Etwa ein Viertel aller EPILOC-Studienteilnehmer/innen leidet sechs bis zwölf Monate nach einer Corona-Infektion unter erheblichen Symptomen, die die Gesundheit sowie die Arbeitsfähigkeit beeinträchtigen. Die vom Land Baden-Württemberg geförderte bevölkerungsbasierte EPILOC-Studie umfasste knapp 12.000 ehemals SARS-CoV-2 Infizierte im Alter von 18 bis 65 Jahren. Sie beschreibt Art und Stärke von Beschwerden, die nach der akuten Infektion auftraten, sowie deren Bedeutung für Lebensqualität und Arbeitsfähigkeit auch noch Monate später. Die Ergebnisse wurden am 13. Oktober 2022 im renommierten British Medical Journal veröffentlicht.
„Obwohl wir die Tendenz vermutet hatten, waren wir doch sehr erstaunt, wie viele jüngere Personen mit zunächst unkomplizierter akuter SARS-CoV-2-Infektion ein Risiko für Long Covid haben“, sagt Studienleiter Prof. Dr. Winfried Kern von der Klinik für Innere Medizin II des Universitätsklinikums Freiburg.
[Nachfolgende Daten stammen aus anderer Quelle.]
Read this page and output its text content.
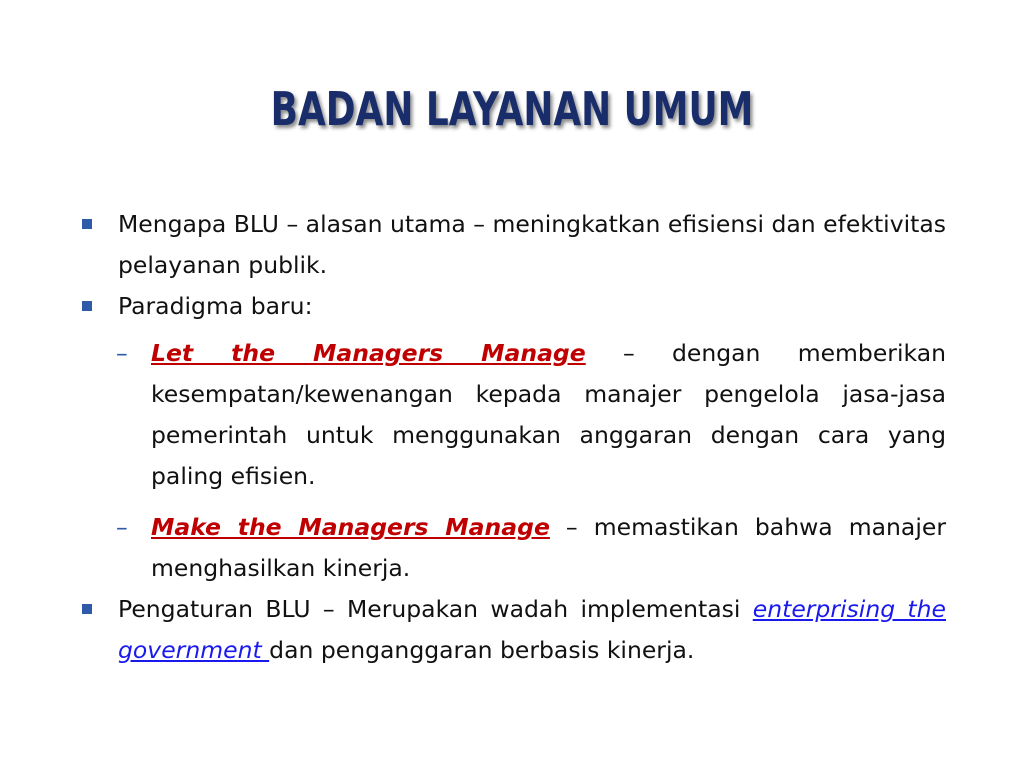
BADAN LAYANAN UMUM
Mengapa BLU – alasan utama – meningkatkan efisiensi dan efektivitas pelayanan publik.
Paradigma baru:
– Let the Managers Manage – dengan memberikan kesempatan/kewenangan kepada manajer pengelola jasa-jasa pemerintah untuk menggunakan anggaran dengan cara yang paling efisien.
– Make the Managers Manage – memastikan bahwa manajer menghasilkan kinerja.
Pengaturan BLU – Merupakan wadah implementasi enterprising the government dan penganggaran berbasis kinerja.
An der Studie waren außerdem die Universitäten Heidelberg, Tübingen und Ulm beteiligt. Die Studie wurde mit Hilfe der lokalen Gesundheitsämter im Umkreis der Universitätsstandorte durchgeführt.
Baden-Württembergs Wissenschaftsministerin Petra Olschowski sagte:
„Die wertvollen Erkenntnisse zur Art und Ausprägung verschiedener Beschwerden bei Long-Covid-Patienten sind ein wichtiger Schritt Richtung dringend benötigter Therapieangebote. Viruserkrankungen gerade im jungen Alter haben oft weitreichende Konsequenzen für Lebensqualität und Arbeitsfähigkeit. Es ist uns ein großes Anliegen, mittels dieser Forschung die COVID-19 Folgeerkrankungen vor ihrer Manifestierung in den Griff zu bekommen und idealerweise daraus auch für die Behandlung anderer Erkrankungen zu lernen. Unsere Einrichtungen arbeiten hervorragend zusammen, um komplexe Herausforderungen wie Long-COVID zu enträtseln und anzugehen.“
Das Land unterstützt die EPILOC-Studie seit August 2021 bis November 2022 mit insgesamt 2,3 Mio. €. Auch die Weiterführung der Studie (EPILOC II) für weitere zwei Jahre soll ab dem Winter 2022 gefördert werden.
Vor allem chronische Müdigkeit/Erschöpfung, Konzentrationsschwierigkeiten oder Gedächtnisstörungen, Atembeschwerden und Kurzatmigkeit, veränderter Geruchssinn sowie Ängste und depressive Symptome gehörten auch sechs bis zwölf Monate nach akuter SARS-CoV-2-Infektion (COVID-19) zu den häufigsten Beschwerdekomplexen (Häufigkeit jeweils mehr als 20 Prozent).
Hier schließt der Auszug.